Time to get in shape for spring break? No problem. Here’s what you need to know:
- You’re doing it in a short time frame, so the workouts are going to be especially hard.
- You DO need a rest day or you won’t see the results you want.
- If a workout ever becomes “easy”, figure out a way to make it harder.
- Cut out all pop and alcohol.
- Limit sugar intake.
- Remember it is 20% working out, 80% diet.
- Drink TONS of water.
Now for the workouts. I am going to suggest a 4-day-week workout plan.
Day 1: 60 minutes: Cardio + Toning (Abs)
Day 2: 60 minutes: Cardio + Toning (Legs)
Day 3: 60 minutes: Cardio + Toning (Back + Arms)

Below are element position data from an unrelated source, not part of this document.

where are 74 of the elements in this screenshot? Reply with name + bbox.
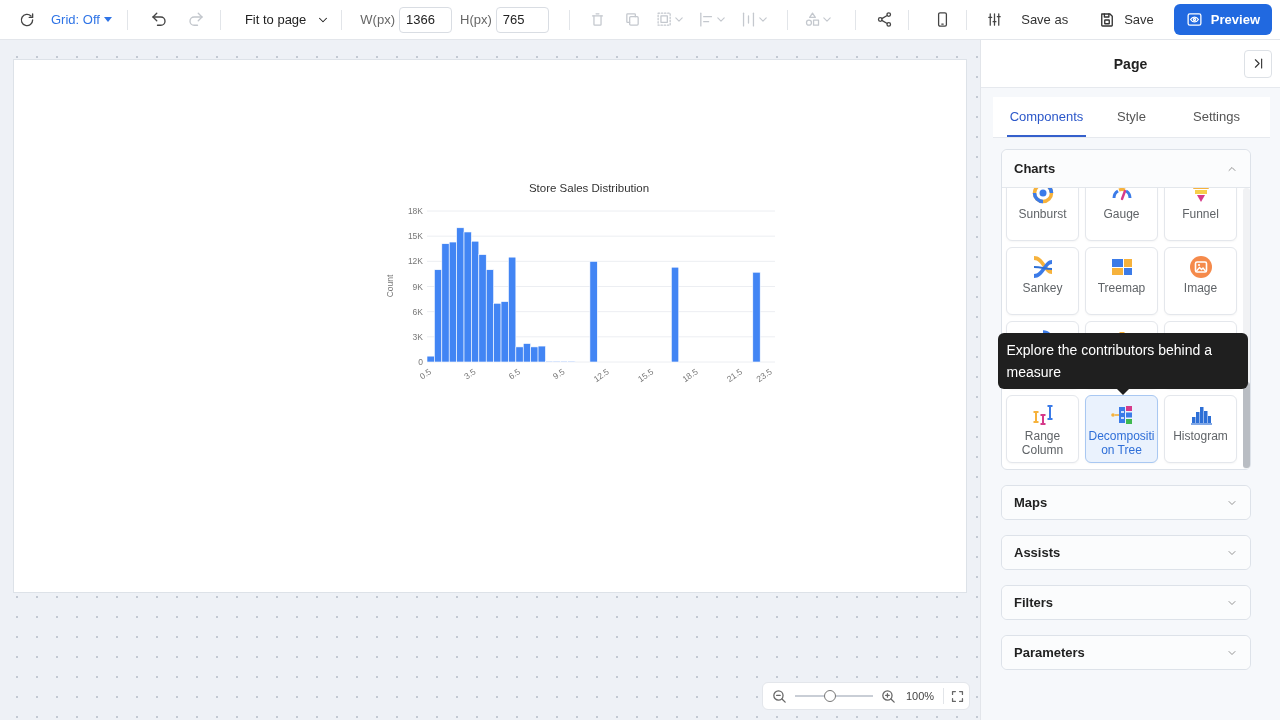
section-header[interactable]: Charts <box>1002 150 1250 188</box>
field-label: W(px) <box>360 12 395 27</box>
tooltip: Explore the contributors behind a measure <box>997 333 1248 389</box>
picture-icon <box>1188 255 1213 279</box>
save-as-button[interactable]: Save as <box>1013 4 1077 35</box>
x-tick-label: 18.5 <box>680 366 700 385</box>
component-tile[interactable]: Sunburst <box>1006 188 1079 241</box>
x-tick-label: 3.5 <box>462 366 478 382</box>
undo-icon <box>149 10 168 29</box>
zoom-out-icon <box>770 687 788 705</box>
dashed-square-icon <box>655 11 673 28</box>
panel-title: Page <box>1113 55 1148 72</box>
y-tick-label: 9K <box>412 281 423 292</box>
tab[interactable]: Style <box>1114 97 1149 137</box>
y-tick-label: 0 <box>418 357 423 367</box>
histogram-bar <box>522 343 531 363</box>
caret-icon <box>674 17 683 22</box>
chart-title: Store Sales Distribution <box>528 182 650 194</box>
section-header[interactable]: Filters <box>1002 586 1250 619</box>
shapes-icon <box>803 11 821 28</box>
y-axis-label: Count <box>385 274 395 298</box>
section-header[interactable]: Parameters <box>1002 636 1250 669</box>
histogram-bar <box>530 346 539 363</box>
caret-icon <box>758 17 767 22</box>
x-tick-label: 6.5 <box>506 366 522 382</box>
tab[interactable]: Components <box>1006 97 1087 137</box>
x-tick-label: 0.5 <box>417 366 434 382</box>
x-tick-label: 23.5 <box>754 366 774 385</box>
x-tick-label: 21.5 <box>724 366 745 385</box>
tab[interactable]: Settings <box>1190 97 1243 137</box>
zoom-in-button[interactable] <box>879 687 897 705</box>
zoom-in-icon <box>879 687 897 705</box>
component-tile[interactable]: Gauge <box>1085 188 1158 241</box>
zoom-value: 100% <box>906 690 935 702</box>
component-tile[interactable]: Range Column <box>1006 395 1079 463</box>
caret-icon <box>716 17 725 22</box>
eye-icon <box>1185 11 1203 28</box>
preview-button[interactable]: Preview <box>1173 4 1272 35</box>
component-tile[interactable]: Funnel <box>1164 188 1237 241</box>
y-tick-label: 3K <box>412 331 423 342</box>
sunburst-chart-icon <box>1030 188 1055 205</box>
caret-icon <box>822 17 831 22</box>
zoom-out-button[interactable] <box>770 687 788 705</box>
redo-icon <box>186 10 205 29</box>
component-tile[interactable]: Treemap <box>1085 247 1158 315</box>
x-tick-label: 15.5 <box>636 366 656 385</box>
share-icon <box>875 11 893 28</box>
caret-icon <box>103 17 112 22</box>
tree-diagram-icon <box>1109 403 1134 427</box>
collapse-panel-button[interactable] <box>1244 49 1272 78</box>
x-tick-label: 12.5 <box>591 366 611 385</box>
component-tile[interactable]: Decomposition Tree <box>1085 395 1158 463</box>
height-field[interactable]: 765 <box>495 6 549 33</box>
component-tile[interactable]: Image <box>1164 247 1237 315</box>
slider-thumb[interactable] <box>824 690 837 702</box>
x-tick-label: 9.5 <box>551 366 567 382</box>
y-tick-label: 18K <box>407 206 423 216</box>
refresh-icon <box>18 10 36 29</box>
copy-icon <box>623 11 641 28</box>
field-label: H(px) <box>460 12 492 27</box>
zoom-select[interactable]: Fit to page <box>238 5 335 34</box>
grid-menu[interactable]: Grid: Off <box>51 12 112 27</box>
component-tile[interactable]: Sankey <box>1006 247 1079 315</box>
width-field[interactable]: 1366 <box>399 6 452 33</box>
y-tick-label: 6K <box>412 306 423 317</box>
section-header[interactable]: Assists <box>1002 536 1250 569</box>
section-header[interactable]: Maps <box>1002 486 1250 519</box>
tooltip-arrow <box>1116 389 1129 395</box>
sliders-icon <box>985 11 1003 28</box>
y-tick-label: 12K <box>407 256 423 267</box>
align-left-icon <box>697 11 715 28</box>
save-button[interactable]: Save <box>1090 4 1162 35</box>
component-tile[interactable]: Histogram <box>1164 395 1237 463</box>
y-tick-label: 15K <box>407 231 423 242</box>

Day 4: 60 minutes of INTENSE cardio
For cardio you could do running, biking, elliptical, Stairmaster, walking, walk on an incline at the treadmill, stairs, sprints, kickboxing, basketball, dancing, etc. Find what you like! Just make sure you’re working up a good sweat. Do 30 minutes of it straight.
For toning, I suggest taking to Pinterest and find moves that you like. Do several reps of each move and shoot for 3-5 sets of each exercise.
Remember that there is no such thing as the perfect “bikini body.”
“Strong and confident” looks different on everyone. So own your bod.